According to a 2018 research study in the Journal of Shoulder & Elbow Surgery, the answer remains – go to physical therapy. In this study, participants with chronic full-thickness rotator cuff tears underwent 3 months of comprehensive physical therapy. Here were the results:

-75% of the non-operative group were successful at the 5-year mark – meaning, they avoided surgery and were able to use their shoulder effectively.

-As compared to the group who did have surgery, there were no significant differences in outcomes at the 5-year mark. 

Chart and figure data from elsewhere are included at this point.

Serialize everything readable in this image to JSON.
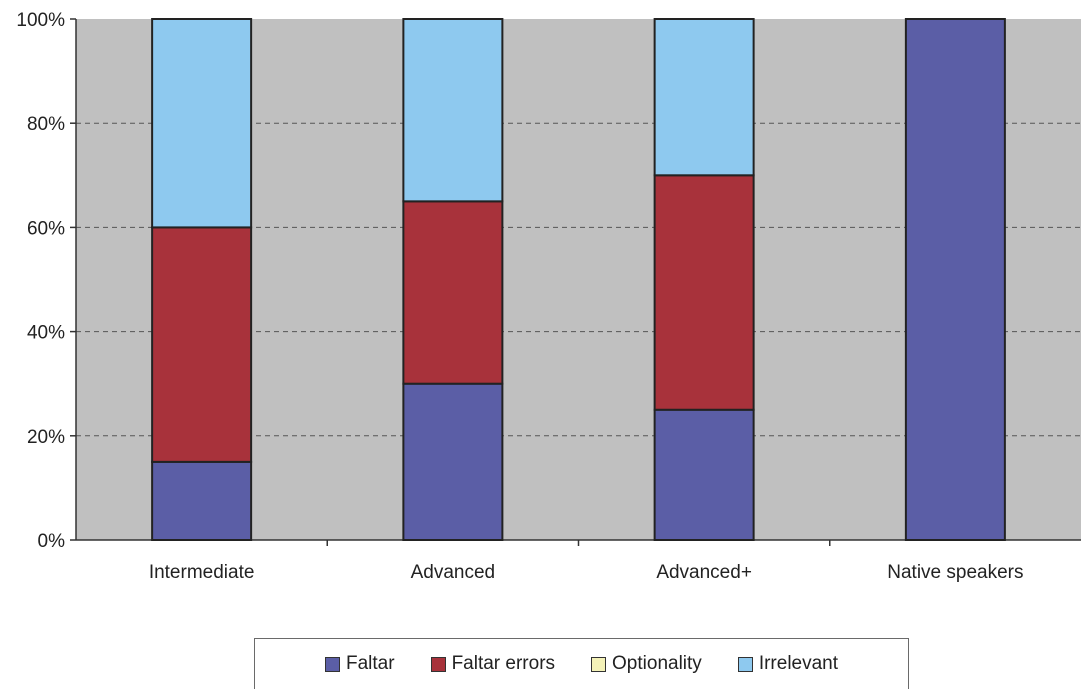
{
  "chart_data": {
    "type": "bar",
    "stacked": true,
    "percent": true,
    "categories": [
      "Intermediate",
      "Advanced",
      "Advanced+",
      "Native speakers"
    ],
    "series": [
      {
        "name": "Faltar",
        "color": "#5b5ea6",
        "values": [
          15,
          30,
          25,
          100
        ]
      },
      {
        "name": "Faltar errors",
        "color": "#a8323b",
        "values": [
          45,
          35,
          45,
          0
        ]
      },
      {
        "name": "Optionality",
        "color": "#f4f2b8",
        "values": [
          0,
          0,
          0,
          0
        ]
      },
      {
        "name": "Irrelevant",
        "color": "#8ec9ef",
        "values": [
          40,
          35,
          30,
          0
        ]
      }
    ],
    "y_ticks": [
      "0%",
      "20%",
      "40%",
      "60%",
      "80%",
      "100%"
    ],
    "ylim": [
      0,
      100
    ],
    "grid": true,
    "legend_position": "bottom",
    "plot_background": "#c0c0c0"
  }
}
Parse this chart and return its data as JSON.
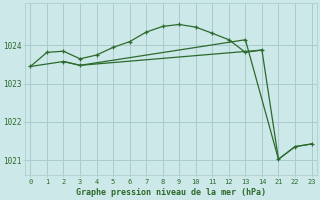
{
  "bg_color": "#cce8e8",
  "grid_color": "#aacccc",
  "line_color": "#2d6a2d",
  "title": "Graphe pression niveau de la mer (hPa)",
  "title_color": "#2d6a2d",
  "ylim": [
    1020.6,
    1025.1
  ],
  "yticks": [
    1021,
    1022,
    1023,
    1024
  ],
  "xlim": [
    -0.3,
    17.3
  ],
  "xtick_positions": [
    0,
    1,
    2,
    3,
    4,
    5,
    6,
    7,
    8,
    9,
    10,
    11,
    12,
    13,
    14,
    15,
    16,
    17
  ],
  "xtick_labels": [
    "0",
    "1",
    "2",
    "3",
    "4",
    "5",
    "6",
    "7",
    "8",
    "9",
    "10",
    "11",
    "12",
    "13",
    "14",
    "21",
    "22",
    "23"
  ],
  "series1_x": [
    0,
    1,
    2,
    3,
    4,
    5,
    6,
    7,
    8,
    9,
    10,
    11,
    12,
    13,
    14
  ],
  "series1_y": [
    1023.45,
    1023.82,
    1023.85,
    1023.65,
    1023.75,
    1023.95,
    1024.1,
    1024.35,
    1024.5,
    1024.55,
    1024.48,
    1024.32,
    1024.15,
    1023.82,
    1023.88
  ],
  "series2_x": [
    0,
    2,
    3,
    14,
    15,
    16,
    17
  ],
  "series2_y": [
    1023.45,
    1023.58,
    1023.48,
    1023.88,
    1021.02,
    1021.35,
    1021.42
  ],
  "series3_x": [
    2,
    3,
    13,
    15,
    16,
    17
  ],
  "series3_y": [
    1023.58,
    1023.48,
    1024.15,
    1021.02,
    1021.35,
    1021.42
  ]
}
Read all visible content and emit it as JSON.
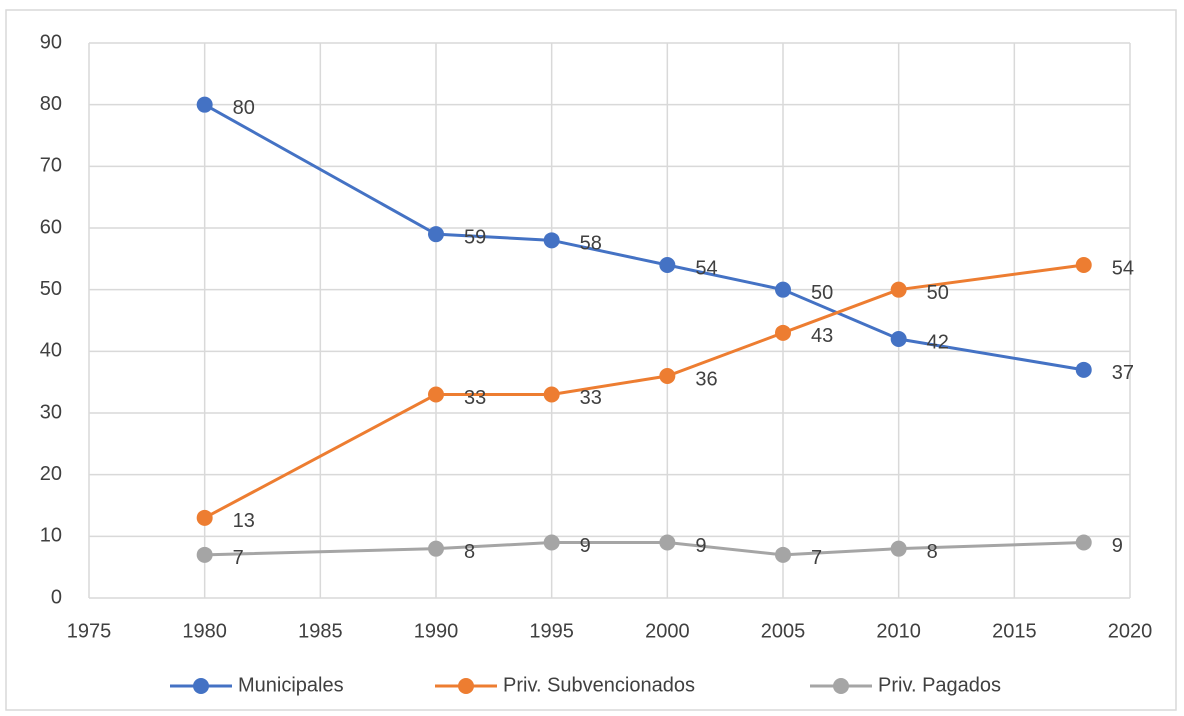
{
  "chart_data": {
    "type": "line",
    "x": [
      1980,
      1990,
      1995,
      2000,
      2005,
      2010,
      2018
    ],
    "series": [
      {
        "name": "Municipales",
        "color": "#4472c4",
        "values": [
          80,
          59,
          58,
          54,
          50,
          42,
          37
        ]
      },
      {
        "name": "Priv. Subvencionados",
        "color": "#ed7d31",
        "values": [
          13,
          33,
          33,
          36,
          43,
          50,
          54
        ]
      },
      {
        "name": "Priv. Pagados",
        "color": "#a5a5a5",
        "values": [
          7,
          8,
          9,
          9,
          7,
          8,
          9
        ]
      }
    ],
    "xlim": [
      1975,
      2020
    ],
    "xticks": [
      1975,
      1980,
      1985,
      1990,
      1995,
      2000,
      2005,
      2010,
      2015,
      2020
    ],
    "ylim": [
      0,
      90
    ],
    "yticks": [
      0,
      10,
      20,
      30,
      40,
      50,
      60,
      70,
      80,
      90
    ],
    "grid": true,
    "legend": "bottom"
  }
}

As I mentioned above, consulting with the right physical therapist is key. Also plan on committing at least 3 months to the process. I say “at least” because it may take longer. At the 3 month mark you will know for sure whether or not the conservative route is working but you may need another few weeks to get the shoulder to where you want it to be. 

At the end of the day, this is a win-win strategy. If you still end up needing surgery, having the pre-operative physical therapy will make your post-op recovery significantly better since you will go into it with better strength, mobility, and tissue function. Yet, considering that 75% number above, the odds are in your favor that the PT works and you avoid the risk, cost and headache of surgery all together.